Operação na Capital fez buscas em empresa ligada a lavagem de dinheiro em Selvíria

Empresa já acumula mais de R$ 11 milhões em contratos administrativos firmados com diversos municípios do interior do Estado

8 FEV 2024 • POR Sarah Chaves, com informações da Polícia Civil • 08h55

Foi deflagrada nesta quinta-feira (8), nove Mandados de busca e apreensão nos municípios de Selvíria, a Campo Grande e Coxim em  operação conjunta entre o Departamento de Repressão à Corrupção e ao Crime Organizado (DRACCO) da Polícia Civil de Mato Grosso do Sul e a 7ª Promotoria de Justiça da Comarca de Três Lagoas, representando o Ministério Público.

A operação busca desmantelar um suposto esquema de peculato, contratação direta ilegal e lavagem de dinheiro, envolvendo a Secretaria de Obras do Município de Selvíria.

O crime teria sido realizado por meio de uma empresa de engenharia e consultoria sediada em Campo Grande, contratada para o gerenciamento de obras e serviços municipais, cujos recursos provêm de um contrato de financiamento com a Caixa Econômica Federal, no âmbito do Programa FINISA.

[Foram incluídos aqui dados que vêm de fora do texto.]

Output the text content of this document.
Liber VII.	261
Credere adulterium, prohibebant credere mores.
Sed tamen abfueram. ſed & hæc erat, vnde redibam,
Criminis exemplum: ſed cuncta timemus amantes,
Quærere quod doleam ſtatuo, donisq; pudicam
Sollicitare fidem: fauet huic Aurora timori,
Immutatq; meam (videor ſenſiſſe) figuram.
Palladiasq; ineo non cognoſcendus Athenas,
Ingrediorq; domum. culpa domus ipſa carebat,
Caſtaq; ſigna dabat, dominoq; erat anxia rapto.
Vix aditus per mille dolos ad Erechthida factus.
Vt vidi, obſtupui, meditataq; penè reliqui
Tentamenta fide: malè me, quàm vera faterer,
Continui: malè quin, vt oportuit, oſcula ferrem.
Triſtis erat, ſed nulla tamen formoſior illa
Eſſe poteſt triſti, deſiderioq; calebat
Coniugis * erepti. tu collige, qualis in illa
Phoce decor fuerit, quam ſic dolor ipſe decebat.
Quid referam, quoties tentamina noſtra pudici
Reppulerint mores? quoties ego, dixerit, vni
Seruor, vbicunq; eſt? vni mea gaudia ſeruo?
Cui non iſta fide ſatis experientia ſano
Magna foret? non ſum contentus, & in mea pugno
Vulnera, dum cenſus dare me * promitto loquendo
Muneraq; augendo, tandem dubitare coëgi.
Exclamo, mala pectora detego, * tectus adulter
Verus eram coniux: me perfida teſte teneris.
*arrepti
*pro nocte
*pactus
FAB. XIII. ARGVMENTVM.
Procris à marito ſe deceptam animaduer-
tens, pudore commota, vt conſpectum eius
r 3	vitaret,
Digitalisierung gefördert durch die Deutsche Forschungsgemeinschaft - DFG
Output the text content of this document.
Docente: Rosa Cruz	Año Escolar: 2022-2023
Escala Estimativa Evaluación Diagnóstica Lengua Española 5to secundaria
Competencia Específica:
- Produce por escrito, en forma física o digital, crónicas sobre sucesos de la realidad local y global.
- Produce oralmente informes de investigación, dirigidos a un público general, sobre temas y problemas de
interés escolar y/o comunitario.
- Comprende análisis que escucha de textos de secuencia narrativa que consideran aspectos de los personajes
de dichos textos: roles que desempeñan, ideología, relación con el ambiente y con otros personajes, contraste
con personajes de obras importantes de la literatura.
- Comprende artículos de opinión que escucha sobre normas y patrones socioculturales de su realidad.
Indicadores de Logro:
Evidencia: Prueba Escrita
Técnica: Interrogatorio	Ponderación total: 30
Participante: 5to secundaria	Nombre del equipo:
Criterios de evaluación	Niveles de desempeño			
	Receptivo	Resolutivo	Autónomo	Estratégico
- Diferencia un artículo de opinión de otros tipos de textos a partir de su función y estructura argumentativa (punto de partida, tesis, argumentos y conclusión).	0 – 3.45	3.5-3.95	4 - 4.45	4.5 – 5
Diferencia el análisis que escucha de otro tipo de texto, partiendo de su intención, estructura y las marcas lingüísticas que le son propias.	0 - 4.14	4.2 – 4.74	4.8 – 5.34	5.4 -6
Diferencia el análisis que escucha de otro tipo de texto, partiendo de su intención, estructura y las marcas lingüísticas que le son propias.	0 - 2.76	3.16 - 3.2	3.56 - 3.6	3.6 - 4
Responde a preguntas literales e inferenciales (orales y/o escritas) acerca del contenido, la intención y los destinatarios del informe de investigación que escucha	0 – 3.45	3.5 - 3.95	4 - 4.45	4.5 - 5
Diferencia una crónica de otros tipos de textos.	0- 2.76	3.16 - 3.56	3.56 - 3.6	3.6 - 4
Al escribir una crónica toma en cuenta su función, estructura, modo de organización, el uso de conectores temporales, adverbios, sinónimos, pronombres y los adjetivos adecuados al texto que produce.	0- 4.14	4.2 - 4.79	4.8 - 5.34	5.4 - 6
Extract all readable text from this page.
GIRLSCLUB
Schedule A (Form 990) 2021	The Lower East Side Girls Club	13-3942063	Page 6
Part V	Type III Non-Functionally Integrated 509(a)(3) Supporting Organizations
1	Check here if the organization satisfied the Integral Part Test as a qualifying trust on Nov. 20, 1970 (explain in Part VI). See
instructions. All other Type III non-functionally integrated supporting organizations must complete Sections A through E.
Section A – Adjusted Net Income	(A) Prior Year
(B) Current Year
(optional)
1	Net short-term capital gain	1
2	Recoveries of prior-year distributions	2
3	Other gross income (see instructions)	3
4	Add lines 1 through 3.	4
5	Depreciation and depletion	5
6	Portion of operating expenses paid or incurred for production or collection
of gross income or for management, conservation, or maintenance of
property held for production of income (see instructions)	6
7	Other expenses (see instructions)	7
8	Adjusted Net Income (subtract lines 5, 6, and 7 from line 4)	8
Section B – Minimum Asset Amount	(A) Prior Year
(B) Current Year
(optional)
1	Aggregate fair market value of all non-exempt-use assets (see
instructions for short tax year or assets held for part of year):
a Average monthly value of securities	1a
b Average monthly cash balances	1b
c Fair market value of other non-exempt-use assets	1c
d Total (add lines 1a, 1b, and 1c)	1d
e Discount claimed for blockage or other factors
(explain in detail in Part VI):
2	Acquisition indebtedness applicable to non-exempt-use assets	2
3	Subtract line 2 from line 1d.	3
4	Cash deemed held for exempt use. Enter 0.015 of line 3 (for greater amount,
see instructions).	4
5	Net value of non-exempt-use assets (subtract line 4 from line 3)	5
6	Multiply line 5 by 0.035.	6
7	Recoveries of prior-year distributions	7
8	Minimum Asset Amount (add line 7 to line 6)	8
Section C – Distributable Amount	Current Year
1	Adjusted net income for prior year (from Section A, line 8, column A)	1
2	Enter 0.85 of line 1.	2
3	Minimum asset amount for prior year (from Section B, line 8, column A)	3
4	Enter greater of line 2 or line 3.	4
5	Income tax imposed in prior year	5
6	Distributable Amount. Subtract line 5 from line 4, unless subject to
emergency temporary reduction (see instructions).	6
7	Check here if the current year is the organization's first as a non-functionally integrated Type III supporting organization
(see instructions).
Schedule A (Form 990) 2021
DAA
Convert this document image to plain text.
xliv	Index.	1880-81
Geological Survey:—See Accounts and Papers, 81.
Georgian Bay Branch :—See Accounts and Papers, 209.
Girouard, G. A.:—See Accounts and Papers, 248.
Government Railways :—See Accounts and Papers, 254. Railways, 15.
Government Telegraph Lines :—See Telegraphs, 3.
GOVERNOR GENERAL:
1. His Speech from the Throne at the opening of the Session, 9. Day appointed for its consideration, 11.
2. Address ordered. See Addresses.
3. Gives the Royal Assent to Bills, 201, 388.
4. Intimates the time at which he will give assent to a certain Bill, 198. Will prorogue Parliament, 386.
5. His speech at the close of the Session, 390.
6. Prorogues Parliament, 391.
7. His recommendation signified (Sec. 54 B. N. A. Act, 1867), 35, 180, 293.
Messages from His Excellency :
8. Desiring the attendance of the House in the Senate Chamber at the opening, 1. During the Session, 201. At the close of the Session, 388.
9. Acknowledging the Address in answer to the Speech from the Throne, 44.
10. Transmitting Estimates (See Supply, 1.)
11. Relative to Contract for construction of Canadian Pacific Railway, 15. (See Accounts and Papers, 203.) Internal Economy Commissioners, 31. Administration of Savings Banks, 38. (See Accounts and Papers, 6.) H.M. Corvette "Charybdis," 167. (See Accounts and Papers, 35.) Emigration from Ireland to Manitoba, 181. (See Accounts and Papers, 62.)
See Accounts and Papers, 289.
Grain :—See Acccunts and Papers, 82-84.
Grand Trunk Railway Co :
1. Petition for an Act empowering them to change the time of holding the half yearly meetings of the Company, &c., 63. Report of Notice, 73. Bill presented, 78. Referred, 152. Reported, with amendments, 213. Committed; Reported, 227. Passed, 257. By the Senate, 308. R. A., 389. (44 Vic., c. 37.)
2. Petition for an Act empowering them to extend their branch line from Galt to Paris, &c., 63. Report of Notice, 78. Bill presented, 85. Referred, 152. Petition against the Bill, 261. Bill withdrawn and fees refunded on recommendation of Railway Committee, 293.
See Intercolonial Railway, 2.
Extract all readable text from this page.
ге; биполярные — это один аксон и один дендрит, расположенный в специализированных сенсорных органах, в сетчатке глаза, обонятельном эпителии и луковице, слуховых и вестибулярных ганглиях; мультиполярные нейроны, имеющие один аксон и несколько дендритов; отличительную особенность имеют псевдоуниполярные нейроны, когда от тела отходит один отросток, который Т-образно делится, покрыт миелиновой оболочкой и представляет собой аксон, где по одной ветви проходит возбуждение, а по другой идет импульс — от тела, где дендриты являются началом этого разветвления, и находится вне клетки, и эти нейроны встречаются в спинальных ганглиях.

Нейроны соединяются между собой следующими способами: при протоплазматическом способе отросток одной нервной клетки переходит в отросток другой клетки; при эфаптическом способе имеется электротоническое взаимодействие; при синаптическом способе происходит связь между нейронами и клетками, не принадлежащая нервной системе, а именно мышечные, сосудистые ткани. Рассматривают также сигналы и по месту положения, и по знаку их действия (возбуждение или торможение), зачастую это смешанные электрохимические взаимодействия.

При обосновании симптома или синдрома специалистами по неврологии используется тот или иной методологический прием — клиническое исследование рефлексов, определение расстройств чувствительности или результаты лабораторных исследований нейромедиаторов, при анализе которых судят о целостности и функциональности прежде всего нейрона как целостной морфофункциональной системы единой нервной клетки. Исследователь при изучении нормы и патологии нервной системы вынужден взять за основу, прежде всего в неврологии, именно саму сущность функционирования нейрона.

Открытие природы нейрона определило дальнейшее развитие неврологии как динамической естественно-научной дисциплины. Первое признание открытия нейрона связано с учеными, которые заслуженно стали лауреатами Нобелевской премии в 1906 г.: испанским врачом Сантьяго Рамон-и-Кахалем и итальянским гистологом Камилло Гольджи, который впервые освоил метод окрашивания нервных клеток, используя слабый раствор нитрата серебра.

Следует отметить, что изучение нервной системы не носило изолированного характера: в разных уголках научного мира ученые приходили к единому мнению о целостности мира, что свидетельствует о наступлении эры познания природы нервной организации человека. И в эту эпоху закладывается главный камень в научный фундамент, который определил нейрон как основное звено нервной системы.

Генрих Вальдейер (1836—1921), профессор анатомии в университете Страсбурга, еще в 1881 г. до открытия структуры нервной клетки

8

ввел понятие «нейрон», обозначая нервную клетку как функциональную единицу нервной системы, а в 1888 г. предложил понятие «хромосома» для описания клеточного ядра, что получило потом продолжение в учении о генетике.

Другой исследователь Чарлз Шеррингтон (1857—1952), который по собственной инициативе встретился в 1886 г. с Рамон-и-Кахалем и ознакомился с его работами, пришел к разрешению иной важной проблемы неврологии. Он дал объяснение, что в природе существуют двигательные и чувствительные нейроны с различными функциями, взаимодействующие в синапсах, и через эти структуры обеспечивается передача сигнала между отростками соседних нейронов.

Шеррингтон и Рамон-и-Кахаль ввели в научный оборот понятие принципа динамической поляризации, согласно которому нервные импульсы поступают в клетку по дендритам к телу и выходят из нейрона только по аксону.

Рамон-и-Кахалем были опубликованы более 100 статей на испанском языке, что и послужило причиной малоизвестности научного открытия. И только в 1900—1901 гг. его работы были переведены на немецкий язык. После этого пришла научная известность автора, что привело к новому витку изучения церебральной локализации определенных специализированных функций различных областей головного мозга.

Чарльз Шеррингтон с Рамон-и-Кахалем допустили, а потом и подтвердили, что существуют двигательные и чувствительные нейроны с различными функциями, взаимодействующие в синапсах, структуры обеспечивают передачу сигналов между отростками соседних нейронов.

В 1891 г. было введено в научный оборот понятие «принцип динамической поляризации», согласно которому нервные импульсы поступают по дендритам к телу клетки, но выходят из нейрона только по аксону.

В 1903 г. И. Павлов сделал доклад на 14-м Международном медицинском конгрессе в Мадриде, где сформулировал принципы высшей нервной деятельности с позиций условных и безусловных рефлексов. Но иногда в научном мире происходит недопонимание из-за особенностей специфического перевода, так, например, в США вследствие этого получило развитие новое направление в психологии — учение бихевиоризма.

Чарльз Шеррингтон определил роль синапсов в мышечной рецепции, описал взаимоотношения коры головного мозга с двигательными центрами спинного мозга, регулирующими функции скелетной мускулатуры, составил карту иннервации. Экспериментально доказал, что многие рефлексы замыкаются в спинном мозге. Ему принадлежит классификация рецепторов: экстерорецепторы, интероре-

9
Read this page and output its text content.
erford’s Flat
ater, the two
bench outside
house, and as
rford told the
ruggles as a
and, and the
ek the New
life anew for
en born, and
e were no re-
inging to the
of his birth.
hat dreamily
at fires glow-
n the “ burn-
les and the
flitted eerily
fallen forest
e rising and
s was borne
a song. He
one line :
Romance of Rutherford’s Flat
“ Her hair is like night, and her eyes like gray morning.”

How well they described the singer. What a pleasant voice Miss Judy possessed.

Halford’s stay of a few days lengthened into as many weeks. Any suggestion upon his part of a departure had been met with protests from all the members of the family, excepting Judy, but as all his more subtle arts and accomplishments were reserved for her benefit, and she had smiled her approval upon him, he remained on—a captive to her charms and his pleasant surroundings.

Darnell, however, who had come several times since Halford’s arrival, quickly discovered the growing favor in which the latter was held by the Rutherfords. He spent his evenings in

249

O contrato em questão, com valor de R$ 930 mil, destina-se ao gerenciamento de obras e serviços municipais, incluindo a elaboração de Projeto Civil e Infraestrutura do Município de Selvíri, com duração de 12 meses, conforme o Contrato de Financiamento.

As suspeitas de irregularidades surgiram durante a análise do procedimento de inexigibilidade e do contrato.

Destacam-se a “celeridade” anormal na tramitação do processo, com conclusão em apenas cinco dias, e a coincidência de datas entre o Estudo Técnico Preliminar e a proposta da empresa, sugerindo possíveis ajustes prévios.

Ao serem questionados, servidores públicos envolvidos no processo de licitação e contratação apresentaram divergências, reforçando as suspeitas de irregularidade no processo.

A empresa suspeita tem natureza jurídica individual de responsabilidade limitada (representada por uma única pessoa) e apresenta capital social de R$ 200 mil.

Desde sua criação em 2015, a empresa firmou contratos administrativos com diversos municípios do interior do Estado, totalizando R$ 11.804.947,05, levantando a suspeita de manipulação para favorecimento em licitações.

Diante das circunstâncias suspeitas, o DRACCO e o Ministério Público representaram pela busca e apreensão em endereços vinculados aos investigados, que foi deferida pela 3ª Vara Criminal da Comarca de Três Lagoas. A operação resultou no cumprimento de nove mandados de busca e apreensão.

O objetivo da operação é arrecadar elementos de prova para embasar as suspeitas existentes.